As a journalist, I’m eager to hear the stories and engage in face-to-face conversations that don’t have to overcome sketchy internet connections and six-hour time differences. But what I especially looked forward to in coming here was the chance to meet listeners. That was the highlight for me last year, when I attended the same kind of event for East African partners in Burundi.

Meetings with listeners is an agenda item for Thursday, the final day of the conference. I’m especially looking forward to that day, which also includes a visit to Lake Malawi.

But an unexpected treat on this first day was a lunchtime visit from a listener who testified about the enormous change TWR programs made in her life.

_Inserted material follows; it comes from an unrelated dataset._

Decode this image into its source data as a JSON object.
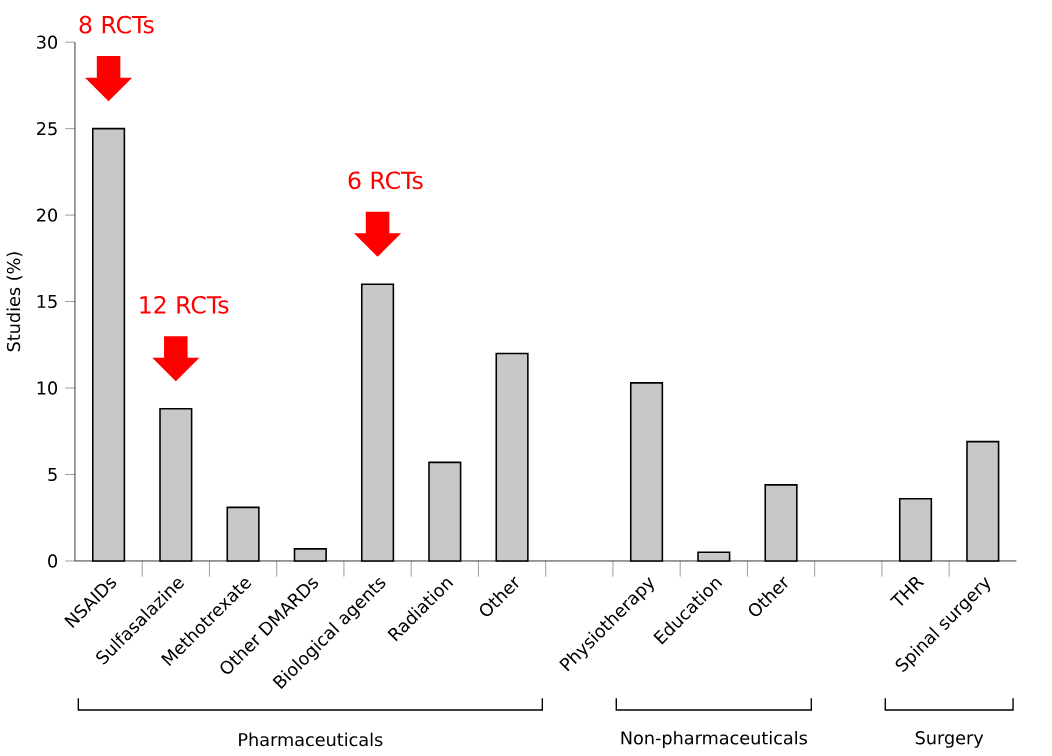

I’m only going to give her first name here, and it’s one that’s easy to remember: Rejoice. She’s 33 and lives alone in Lilongwe, and despite her churchy-sounding name, she said she didn’t know Jesus until 2017. That’s when she first came across a TWR program on the radio. She listens to a number of programs now, she said, quickly listing them.

Moreover, Rejoice said, because of those programs, she now knows Jesus as her Savior. She also knows, Rejoice said, that she will go to heaven when she dies.

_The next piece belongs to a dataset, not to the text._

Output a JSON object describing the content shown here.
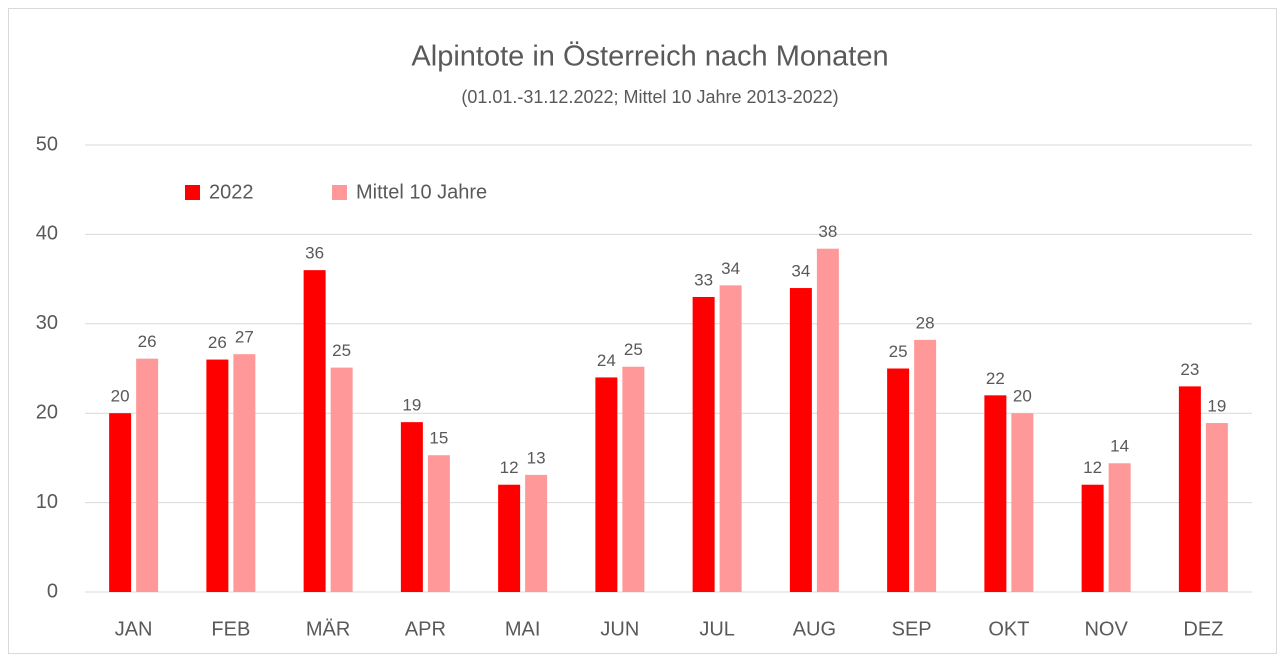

Reason for rejoicing indeed.

Grim News

The conference is taking place against the backdrop of solemn news. Victor Kaonga, TWR international director for East and Southern Africa, informed those of us who had gathered by Monday evening that the Malawian vice president’s plane had gone missing. This morning, Victor shared the sad news that all nine aboard the plane, including Vice President Saulos Chilima, had died when the plane crashed in a mountainous region. We took time to pray for all those impacted by the loss and for the people of our host nation.

I haven’t seen much of Malawi so far, although the drive from the airport to the lodge where the conference is taking place was not short. The driver took a shortcut that brought us on a dirt road interspersed with piles of soil. Most of the Africans in our rented minibus knew to carry face masks and put them on.

It’s the dry season, so it was dusty. Unfortunately, the preceding rainy season wasn’t very rainy, and in an impoverished country where many rely on farming, that’s bad news. On the plane from Addis Ababa, Ethiopia, to Lilongwe, I happened to be seated next to a man who works for the philanthropic arm of a London bank. He was heading to Malawi to start projects to help farmers diversify and to initiate water-management projects.

Originally from India, my seatmate described himself as a “cultural Hindu.” Whatever his beliefs (or lack of them), we can pray that our God gives his work success.

Good News

But the dry season proves to be a lovely time to visit Malawi. After leaving the hot, humid weather of central North Carolina, the weather here – cool at night, warm during the day and dry – feels invigorating.

What’s also invigorating is the message being presented.

“Serving together requires us to keep the gospel central to our work,” said TWR Malawi board member Sam Chimphoya-Banda during morning devotions. “The gospel must be central to all our programs. It must be central to everything we are putting on the air.”